EvSys
ConceptsPlugins

Inference clients

How evaluation and RL query a model to generate text.

An inference client is the thing that turns a prompt into generated text. Evaluators call it to produce predictions; RL rollouts call it to sample completions. The SDK ships clients for local HF models, Tinker, and the frontier APIs (Claude, OpenAI, Gemini). You make your own to wrap any model or endpoint behind the same one-method contract.

The contract

The contract is evsys_sdk.protocols.InferenceClient (a typing.Protocol). It declares one ClassVar and one method:

  • name: ClassVar[str] - the registry key / YAML kind.

  • generate(self, *, prompt: str, max_tokens: int = 256, temperature: float = 0.0, stop: list[str] | None = None) -> str

    • synchronously generate text and return it as a string. All arguments are keyword-only (note the leading *):
    • prompt - the input text to generate from.
    • max_tokens - cap on generated tokens (default 256).
    • temperature - sampling temperature; 0.0 (default) means greedy/deterministic.
    • stop - optional list of stop strings; generation is truncated at the first one that appears (None = no stop strings).
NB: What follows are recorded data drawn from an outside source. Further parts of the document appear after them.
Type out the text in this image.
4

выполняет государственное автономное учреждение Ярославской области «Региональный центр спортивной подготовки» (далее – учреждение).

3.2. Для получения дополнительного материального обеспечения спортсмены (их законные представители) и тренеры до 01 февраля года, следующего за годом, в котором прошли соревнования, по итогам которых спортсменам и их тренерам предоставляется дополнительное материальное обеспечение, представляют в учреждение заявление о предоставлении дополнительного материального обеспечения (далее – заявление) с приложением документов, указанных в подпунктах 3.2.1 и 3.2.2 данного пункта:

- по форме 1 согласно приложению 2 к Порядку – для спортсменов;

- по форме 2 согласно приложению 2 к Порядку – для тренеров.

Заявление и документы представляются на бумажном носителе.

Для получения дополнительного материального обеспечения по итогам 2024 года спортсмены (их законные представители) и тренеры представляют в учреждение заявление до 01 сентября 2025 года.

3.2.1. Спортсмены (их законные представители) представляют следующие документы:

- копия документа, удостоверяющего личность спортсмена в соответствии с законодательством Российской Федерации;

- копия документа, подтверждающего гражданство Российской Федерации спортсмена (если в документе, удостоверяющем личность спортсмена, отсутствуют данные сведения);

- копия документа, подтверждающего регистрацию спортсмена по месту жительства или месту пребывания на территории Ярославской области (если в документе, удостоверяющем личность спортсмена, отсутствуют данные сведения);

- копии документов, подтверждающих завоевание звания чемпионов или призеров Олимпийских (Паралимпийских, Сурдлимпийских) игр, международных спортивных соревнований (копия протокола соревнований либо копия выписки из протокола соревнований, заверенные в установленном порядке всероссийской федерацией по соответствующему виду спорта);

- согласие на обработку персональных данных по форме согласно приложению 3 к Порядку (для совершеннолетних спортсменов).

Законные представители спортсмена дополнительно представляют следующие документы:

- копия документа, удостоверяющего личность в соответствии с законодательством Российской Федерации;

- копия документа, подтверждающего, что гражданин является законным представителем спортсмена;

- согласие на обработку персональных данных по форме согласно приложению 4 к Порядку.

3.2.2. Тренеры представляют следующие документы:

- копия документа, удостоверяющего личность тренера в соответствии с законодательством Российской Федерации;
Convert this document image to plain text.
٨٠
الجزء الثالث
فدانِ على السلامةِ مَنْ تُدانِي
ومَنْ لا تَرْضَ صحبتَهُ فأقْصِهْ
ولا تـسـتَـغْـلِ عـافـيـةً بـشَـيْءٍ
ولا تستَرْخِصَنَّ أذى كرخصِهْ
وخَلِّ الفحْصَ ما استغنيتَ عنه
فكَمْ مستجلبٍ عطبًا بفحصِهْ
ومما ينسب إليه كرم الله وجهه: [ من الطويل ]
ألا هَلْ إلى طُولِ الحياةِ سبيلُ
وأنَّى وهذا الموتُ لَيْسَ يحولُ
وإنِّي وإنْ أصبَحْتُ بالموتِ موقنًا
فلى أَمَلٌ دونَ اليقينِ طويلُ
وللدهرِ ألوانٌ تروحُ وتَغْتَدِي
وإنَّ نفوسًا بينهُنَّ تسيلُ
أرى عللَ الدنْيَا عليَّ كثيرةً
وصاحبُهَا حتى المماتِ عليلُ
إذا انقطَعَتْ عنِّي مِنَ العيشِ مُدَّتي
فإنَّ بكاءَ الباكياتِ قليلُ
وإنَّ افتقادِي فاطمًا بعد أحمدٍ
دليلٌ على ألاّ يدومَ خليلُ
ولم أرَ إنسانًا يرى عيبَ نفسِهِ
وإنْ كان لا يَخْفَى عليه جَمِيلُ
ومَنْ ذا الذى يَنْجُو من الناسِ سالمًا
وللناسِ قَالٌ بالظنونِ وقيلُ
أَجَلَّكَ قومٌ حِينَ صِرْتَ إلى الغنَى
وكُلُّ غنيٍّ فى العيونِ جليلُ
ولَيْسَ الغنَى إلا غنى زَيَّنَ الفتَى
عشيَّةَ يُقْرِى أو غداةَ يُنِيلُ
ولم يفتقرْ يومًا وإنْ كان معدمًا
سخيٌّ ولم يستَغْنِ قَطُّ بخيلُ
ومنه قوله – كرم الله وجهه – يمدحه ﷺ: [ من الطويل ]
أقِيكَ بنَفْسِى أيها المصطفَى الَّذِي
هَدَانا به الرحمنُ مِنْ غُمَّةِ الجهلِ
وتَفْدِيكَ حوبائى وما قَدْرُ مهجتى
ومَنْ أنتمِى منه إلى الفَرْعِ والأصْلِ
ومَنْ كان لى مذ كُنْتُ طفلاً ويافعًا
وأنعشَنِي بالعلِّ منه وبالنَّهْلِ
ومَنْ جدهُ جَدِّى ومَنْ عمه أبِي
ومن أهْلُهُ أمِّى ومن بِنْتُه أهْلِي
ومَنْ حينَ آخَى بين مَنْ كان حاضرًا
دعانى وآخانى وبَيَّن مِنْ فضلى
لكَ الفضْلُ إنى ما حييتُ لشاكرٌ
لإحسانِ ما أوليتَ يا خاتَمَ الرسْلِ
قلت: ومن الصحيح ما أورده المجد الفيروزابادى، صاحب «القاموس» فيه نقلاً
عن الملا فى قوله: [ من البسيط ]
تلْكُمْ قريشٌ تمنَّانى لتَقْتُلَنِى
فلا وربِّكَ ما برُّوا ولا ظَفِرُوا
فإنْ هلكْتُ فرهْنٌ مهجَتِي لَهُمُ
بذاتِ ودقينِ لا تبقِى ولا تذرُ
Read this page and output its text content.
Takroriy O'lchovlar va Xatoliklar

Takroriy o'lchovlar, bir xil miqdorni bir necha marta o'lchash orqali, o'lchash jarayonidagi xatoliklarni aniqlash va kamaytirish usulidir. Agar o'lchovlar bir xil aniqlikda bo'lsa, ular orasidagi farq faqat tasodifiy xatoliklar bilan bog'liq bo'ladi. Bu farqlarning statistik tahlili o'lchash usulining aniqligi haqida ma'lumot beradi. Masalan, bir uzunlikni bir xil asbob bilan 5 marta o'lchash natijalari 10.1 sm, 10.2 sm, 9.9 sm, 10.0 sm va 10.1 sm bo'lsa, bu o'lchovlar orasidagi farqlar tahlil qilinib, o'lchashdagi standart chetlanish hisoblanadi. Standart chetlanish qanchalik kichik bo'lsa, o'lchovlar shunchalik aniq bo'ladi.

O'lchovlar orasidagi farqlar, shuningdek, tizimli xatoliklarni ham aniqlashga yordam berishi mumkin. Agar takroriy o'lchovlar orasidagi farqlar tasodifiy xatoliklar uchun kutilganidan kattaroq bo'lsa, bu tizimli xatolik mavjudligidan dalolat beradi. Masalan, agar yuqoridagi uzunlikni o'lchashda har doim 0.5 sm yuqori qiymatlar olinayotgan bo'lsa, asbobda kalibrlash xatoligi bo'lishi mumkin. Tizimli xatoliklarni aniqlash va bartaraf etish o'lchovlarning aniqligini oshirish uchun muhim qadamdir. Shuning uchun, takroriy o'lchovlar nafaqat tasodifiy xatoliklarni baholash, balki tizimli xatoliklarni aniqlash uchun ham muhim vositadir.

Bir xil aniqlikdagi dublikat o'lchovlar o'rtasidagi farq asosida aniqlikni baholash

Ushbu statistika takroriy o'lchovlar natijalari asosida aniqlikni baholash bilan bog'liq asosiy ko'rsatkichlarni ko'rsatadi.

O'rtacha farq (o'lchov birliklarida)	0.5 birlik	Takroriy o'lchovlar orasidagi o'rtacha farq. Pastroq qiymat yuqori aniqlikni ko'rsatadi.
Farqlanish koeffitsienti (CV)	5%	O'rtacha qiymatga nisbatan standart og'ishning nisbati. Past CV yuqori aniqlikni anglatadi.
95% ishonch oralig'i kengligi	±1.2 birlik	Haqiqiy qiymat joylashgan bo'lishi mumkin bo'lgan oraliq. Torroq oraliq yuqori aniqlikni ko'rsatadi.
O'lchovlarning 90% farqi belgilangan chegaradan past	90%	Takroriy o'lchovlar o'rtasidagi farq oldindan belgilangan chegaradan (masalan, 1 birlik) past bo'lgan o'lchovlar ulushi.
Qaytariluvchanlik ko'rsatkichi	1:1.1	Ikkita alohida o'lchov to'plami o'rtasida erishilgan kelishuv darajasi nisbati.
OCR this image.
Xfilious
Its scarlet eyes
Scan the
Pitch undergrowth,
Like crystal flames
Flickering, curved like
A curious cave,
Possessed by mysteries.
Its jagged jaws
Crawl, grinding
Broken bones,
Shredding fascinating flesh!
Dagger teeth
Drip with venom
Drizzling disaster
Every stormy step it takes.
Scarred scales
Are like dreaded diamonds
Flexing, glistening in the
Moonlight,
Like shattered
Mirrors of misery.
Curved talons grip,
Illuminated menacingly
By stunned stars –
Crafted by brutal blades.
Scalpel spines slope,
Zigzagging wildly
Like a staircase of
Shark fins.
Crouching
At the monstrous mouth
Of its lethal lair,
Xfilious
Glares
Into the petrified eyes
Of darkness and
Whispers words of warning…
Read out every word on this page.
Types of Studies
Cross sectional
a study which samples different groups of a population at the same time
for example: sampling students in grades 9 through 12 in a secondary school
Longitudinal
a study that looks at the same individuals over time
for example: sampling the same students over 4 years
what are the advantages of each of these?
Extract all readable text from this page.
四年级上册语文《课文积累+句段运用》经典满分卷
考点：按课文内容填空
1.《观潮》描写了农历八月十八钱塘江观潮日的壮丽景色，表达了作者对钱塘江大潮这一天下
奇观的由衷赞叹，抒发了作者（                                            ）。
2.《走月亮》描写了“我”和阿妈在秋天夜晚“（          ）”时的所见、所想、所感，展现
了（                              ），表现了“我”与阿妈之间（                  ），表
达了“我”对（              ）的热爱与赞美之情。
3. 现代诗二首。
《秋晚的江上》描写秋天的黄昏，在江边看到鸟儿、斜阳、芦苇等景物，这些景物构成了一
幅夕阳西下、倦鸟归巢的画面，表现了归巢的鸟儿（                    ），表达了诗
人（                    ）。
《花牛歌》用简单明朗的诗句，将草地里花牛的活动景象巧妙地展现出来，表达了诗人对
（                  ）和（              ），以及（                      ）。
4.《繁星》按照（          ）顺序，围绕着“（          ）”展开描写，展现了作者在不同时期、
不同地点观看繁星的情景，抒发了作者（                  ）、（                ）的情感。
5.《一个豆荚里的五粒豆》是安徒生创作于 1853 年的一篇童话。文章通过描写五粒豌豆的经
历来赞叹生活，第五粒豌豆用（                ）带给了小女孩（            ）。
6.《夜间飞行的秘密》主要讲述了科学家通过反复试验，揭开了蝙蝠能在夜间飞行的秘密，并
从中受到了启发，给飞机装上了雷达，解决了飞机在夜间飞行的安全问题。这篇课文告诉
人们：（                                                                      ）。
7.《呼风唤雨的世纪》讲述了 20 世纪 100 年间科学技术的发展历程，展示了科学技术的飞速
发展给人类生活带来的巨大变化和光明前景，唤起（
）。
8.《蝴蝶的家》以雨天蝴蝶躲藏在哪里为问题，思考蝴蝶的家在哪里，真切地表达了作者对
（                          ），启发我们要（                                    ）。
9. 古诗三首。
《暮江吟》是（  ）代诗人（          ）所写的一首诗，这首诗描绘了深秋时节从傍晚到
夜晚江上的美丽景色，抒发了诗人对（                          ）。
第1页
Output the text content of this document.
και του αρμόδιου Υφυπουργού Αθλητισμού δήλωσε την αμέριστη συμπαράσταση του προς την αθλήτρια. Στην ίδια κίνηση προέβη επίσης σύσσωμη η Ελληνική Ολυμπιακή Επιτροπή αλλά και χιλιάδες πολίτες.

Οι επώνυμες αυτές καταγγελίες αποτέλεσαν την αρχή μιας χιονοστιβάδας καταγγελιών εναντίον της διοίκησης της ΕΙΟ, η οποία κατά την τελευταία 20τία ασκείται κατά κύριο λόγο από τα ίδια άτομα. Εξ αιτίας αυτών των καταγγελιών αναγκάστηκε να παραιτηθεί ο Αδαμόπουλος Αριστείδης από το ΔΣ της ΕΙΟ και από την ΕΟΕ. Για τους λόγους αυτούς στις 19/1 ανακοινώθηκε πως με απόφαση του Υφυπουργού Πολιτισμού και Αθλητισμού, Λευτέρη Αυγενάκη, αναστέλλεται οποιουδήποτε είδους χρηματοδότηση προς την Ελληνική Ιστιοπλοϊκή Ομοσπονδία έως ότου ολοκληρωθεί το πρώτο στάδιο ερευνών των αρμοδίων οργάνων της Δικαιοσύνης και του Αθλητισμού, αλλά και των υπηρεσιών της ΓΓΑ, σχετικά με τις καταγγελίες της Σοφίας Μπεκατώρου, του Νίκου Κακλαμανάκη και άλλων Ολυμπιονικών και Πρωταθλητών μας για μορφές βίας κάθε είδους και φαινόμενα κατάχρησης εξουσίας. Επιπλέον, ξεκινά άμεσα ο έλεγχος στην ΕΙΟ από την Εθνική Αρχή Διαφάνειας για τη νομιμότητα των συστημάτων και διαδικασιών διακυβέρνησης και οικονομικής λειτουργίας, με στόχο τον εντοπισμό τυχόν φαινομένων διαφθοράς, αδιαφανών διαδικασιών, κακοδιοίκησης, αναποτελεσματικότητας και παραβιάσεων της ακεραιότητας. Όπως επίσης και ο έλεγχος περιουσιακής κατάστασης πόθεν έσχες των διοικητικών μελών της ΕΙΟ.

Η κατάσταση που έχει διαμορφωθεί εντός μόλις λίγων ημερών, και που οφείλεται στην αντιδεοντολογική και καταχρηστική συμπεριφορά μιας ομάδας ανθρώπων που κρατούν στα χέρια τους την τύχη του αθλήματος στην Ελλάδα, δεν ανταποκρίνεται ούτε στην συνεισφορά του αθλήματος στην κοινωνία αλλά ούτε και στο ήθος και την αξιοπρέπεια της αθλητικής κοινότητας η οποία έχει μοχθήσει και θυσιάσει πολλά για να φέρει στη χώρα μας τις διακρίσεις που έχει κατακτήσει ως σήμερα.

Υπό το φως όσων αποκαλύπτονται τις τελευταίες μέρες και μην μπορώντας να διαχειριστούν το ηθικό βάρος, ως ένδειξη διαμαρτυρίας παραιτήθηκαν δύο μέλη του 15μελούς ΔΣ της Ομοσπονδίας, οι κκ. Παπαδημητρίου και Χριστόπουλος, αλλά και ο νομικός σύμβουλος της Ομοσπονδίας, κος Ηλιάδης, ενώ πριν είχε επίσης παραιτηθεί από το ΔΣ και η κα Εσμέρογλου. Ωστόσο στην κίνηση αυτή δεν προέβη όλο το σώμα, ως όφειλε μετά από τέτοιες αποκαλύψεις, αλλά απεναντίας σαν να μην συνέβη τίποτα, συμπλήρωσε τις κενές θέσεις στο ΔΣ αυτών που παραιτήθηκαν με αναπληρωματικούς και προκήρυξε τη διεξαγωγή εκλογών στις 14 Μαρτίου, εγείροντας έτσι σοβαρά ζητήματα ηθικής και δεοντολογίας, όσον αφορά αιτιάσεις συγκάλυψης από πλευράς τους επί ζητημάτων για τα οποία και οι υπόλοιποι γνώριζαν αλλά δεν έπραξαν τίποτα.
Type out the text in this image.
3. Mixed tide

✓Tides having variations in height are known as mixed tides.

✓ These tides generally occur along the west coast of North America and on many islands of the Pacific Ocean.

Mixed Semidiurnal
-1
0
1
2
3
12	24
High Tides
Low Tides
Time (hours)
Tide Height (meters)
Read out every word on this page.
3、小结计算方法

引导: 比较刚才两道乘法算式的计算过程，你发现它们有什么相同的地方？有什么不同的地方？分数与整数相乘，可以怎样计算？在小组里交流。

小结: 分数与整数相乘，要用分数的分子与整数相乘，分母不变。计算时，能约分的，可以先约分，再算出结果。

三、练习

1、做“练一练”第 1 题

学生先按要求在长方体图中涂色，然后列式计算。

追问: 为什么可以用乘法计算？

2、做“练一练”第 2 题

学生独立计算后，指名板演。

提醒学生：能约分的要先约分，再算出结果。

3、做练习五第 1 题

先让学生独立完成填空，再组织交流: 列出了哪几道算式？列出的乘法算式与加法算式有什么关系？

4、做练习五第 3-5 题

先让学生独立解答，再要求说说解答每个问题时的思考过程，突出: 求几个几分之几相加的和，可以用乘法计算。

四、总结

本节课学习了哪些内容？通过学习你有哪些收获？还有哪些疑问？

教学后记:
    The return is the generated completion as a plain str.

Use a built-in

benchmark:
  inference:
    kind: mock

Or a real API client:

benchmark:
  inference:
    kind: claude
    params:
      model: claude-sonnet-4-6
Built-inWhat it does / where it writes
mockMockInference (src/evsys_sdk/inference/mock.py). Returns a fixed template for every call (the {prompt} placeholder is filled in), honoring stop. Deterministic; for tests. Default template is <think>mock thinking</think>\n<answer>MOCK_ANSWER</answer>.
localLocalInference (src/evsys_sdk/inference/local.py). Generates from a local HuggingFace causal LM (transformers/torch). Params: model_name, optional adapter_path (PEFT/LoRA), dtype (bfloat16/float16/float32), device. Sampling on when temperature > 0.
tinkerTinkerInference (src/evsys_sdk/inference/tinker.py). Generates via the Tinker sampling client. Optional dep - registers only if tinker is importable.
claudeClaudeInference (src/evsys_sdk/inference/claude.py). Anthropic Messages API; needs the anthropic package and an API key from ANTHROPIC_API_KEY (env var name configurable). Sends prompt as one user message; optional system_prompt. Params include model, base_url, default_max_tokens, timeout_s, extra_headers.
openaiOpenAIInference (src/evsys_sdk/inference/openai.py). OpenAI Chat Completions; needs openai and OPENAI_API_KEY. base_url can point at any compatible endpoint (vLLM, Together). Params: model, organization, system_prompt, timeout_s.
geminiGeminiInference (src/evsys_sdk/inference/gemini.py). Google google-genai SDK; key from GEMINI_API_KEY (falls back to GOOGLE_API_KEY). Params: model, system_instruction.
chat_templatedChatTemplatedInference (src/evsys_sdk/inference/chat_templated.py). A wrapper, not a standalone client: it rebuilds a (system + user) chat template around the raw prompt before forwarding to a base client, so eval-time inputs match the chat-templated distribution a model was SFT'd on. Requires the base client to expose a _tokenizer. Not registered as a kind.

Create your own

Implement generate with the exact keyword-only signature, carry name + Config (extra="forbid"), and decorate with @register_inference("<name>"):

from typing import ClassVar
from pydantic import BaseModel, ConfigDict
from evsys_sdk.registry import register_inference


class EchoInferenceConfig(BaseModel):
    model_config = ConfigDict(extra="forbid")
    prefix: str = ""


@register_inference("echo")
class EchoInference:
    name: ClassVar[str] = "echo"             # the YAML `kind`
    Config: ClassVar[type] = EchoInferenceConfig

    def __init__(self, *, prefix: str = "") -> None:
        self.prefix = prefix

    def generate(
        self,
        *,
        prompt: str,
        max_tokens: int = 256,
        temperature: float = 0.0,
        stop: list[str] | None = None,
    ) -> str:
        out = (self.prefix + prompt)[:max_tokens]
        if stop:
            for s in stop:
                i = out.find(s)
                if i >= 0:
                    out = out[:i]
        return out

Then reference it by kind:

benchmark:
  inference:
    kind: echo
    params:
      prefix: "ECHO: "

Ship it in a package

Expose it as an entry point under the group evsys_sdk.inference in your package's pyproject.toml:

[project.entry-points."evsys_sdk.inference"]
echo = "my_pkg.inference:EchoInference"

On import evsys_sdk walks that group and runs your @register_inference decorator, so the kind is available from any project with no fork.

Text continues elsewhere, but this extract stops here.